Внезапно я поднес прикрытые кольчугой руки к лицу. Я хотел спрятать его… то есть защитить. Мной владело жуткое чувство, утверждавшее, что надо мной во тьме парит нечто… парит и выжидает. Рассказывают, что сердце человека может расплавиться в груди! Мне казалось, что мое сердце превратилось в лужицу. Я закричал бы, если бы не было так страшно произнести хоть звук. И тут вдруг я услышал звук! В конце прохода между скамьями что-то глухо лязгнуло, словно в каменный пол ударила обутая в сталь пята. Я сидел неподвижно, стараясь заставить себя не превратиться в жалкого труса. Я еще прикрывал лицо, однако мужество постепенно возвращалось ко мне. Усилием воли я заставил себя опустить руки и поднять лицо к нависшей надо мной тьме. Честно скажу, в этот миг я понял, что лучше позволить твари, что бы она ни представляла собой, сразить меня насмерть, чем дать своей отваге сгнить на корню. Однако ничто не прикоснулось ко мне, и я несколько успокоился.

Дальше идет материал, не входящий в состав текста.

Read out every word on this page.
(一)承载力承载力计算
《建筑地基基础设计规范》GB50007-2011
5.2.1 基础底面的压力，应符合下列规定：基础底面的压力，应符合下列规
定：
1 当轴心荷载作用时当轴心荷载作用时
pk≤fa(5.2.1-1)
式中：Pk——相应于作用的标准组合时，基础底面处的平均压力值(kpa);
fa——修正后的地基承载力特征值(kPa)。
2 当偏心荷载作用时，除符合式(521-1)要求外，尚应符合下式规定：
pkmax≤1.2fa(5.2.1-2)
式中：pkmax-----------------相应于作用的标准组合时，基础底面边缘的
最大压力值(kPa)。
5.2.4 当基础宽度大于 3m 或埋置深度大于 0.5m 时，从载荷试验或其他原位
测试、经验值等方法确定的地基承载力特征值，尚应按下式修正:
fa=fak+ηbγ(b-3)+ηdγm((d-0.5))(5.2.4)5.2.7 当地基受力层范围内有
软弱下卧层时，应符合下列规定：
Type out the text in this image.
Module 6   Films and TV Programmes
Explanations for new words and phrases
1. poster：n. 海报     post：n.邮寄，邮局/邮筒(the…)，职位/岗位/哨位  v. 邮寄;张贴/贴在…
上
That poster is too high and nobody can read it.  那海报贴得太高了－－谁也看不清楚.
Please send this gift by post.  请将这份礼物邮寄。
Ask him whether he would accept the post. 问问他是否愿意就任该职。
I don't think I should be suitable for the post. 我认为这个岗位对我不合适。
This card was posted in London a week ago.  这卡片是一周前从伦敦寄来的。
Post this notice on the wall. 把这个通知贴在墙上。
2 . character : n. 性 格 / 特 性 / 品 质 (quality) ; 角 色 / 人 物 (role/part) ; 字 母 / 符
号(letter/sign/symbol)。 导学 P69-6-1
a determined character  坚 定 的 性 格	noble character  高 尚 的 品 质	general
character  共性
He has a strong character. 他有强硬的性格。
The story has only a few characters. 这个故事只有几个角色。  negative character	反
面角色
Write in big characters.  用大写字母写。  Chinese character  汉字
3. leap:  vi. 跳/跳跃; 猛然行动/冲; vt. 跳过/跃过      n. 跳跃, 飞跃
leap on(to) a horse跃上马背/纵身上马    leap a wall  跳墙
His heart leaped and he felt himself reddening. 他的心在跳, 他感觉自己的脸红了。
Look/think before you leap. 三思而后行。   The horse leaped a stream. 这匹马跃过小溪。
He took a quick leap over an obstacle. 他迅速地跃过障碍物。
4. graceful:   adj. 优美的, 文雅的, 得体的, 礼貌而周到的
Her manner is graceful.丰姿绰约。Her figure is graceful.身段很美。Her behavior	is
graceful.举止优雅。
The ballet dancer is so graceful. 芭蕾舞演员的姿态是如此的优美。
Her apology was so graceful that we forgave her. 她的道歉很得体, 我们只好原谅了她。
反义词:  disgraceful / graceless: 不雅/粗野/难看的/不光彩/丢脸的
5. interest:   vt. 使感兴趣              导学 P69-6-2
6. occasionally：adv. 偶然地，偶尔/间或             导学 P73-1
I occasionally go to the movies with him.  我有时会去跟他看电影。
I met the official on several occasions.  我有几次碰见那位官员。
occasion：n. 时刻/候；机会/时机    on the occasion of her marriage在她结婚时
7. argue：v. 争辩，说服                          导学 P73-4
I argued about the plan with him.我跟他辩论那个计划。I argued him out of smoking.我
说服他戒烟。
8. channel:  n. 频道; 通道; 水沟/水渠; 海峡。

Смею сказать, прошла пара минут, и поодаль, возле солеи, вновь что-то лязгнуло, словно на камень осторожно ступила бронированная нога. Боже мой! Признаюсь вам, я напрягся всем телом. И тут вдруг до меня донесся звук, который можно было принять за звяканье кинжала над алтарем. Мысль о том, что неодушевленный предмет может ожить и напасть на меня, просто не приходила мне в голову. Скорее мне представлялось некое невидимое чудище из неведомого мира, протянувшее к нему лапу. Я вспомнил слова дворецкого о том, что удар кинжала был подобен удару конского копыта, и с этой мыслью потянулся к фонарю, который оставил на скамейке возле себя. Немедленно щелкнув кнопкой, я повел лучом вдоль прохода, в котором не оказалось ничего, что могло бы испугать меня. Взад и вперед водил я полоской света, но так и не увидел ничего страшного. Ни передо мной, ни за мной, ни над головой, ни на полу, куда я светил, не было видно ничего такого, что могло бы объяснить озноб, пробиравший мое тело. Чтобы осветить капеллу, я встал, однако отчаянным усилием воли вновь заставил себя выключить свет и сесть, достав револьвер и предавшись дальнейшему наблюдению во тьме.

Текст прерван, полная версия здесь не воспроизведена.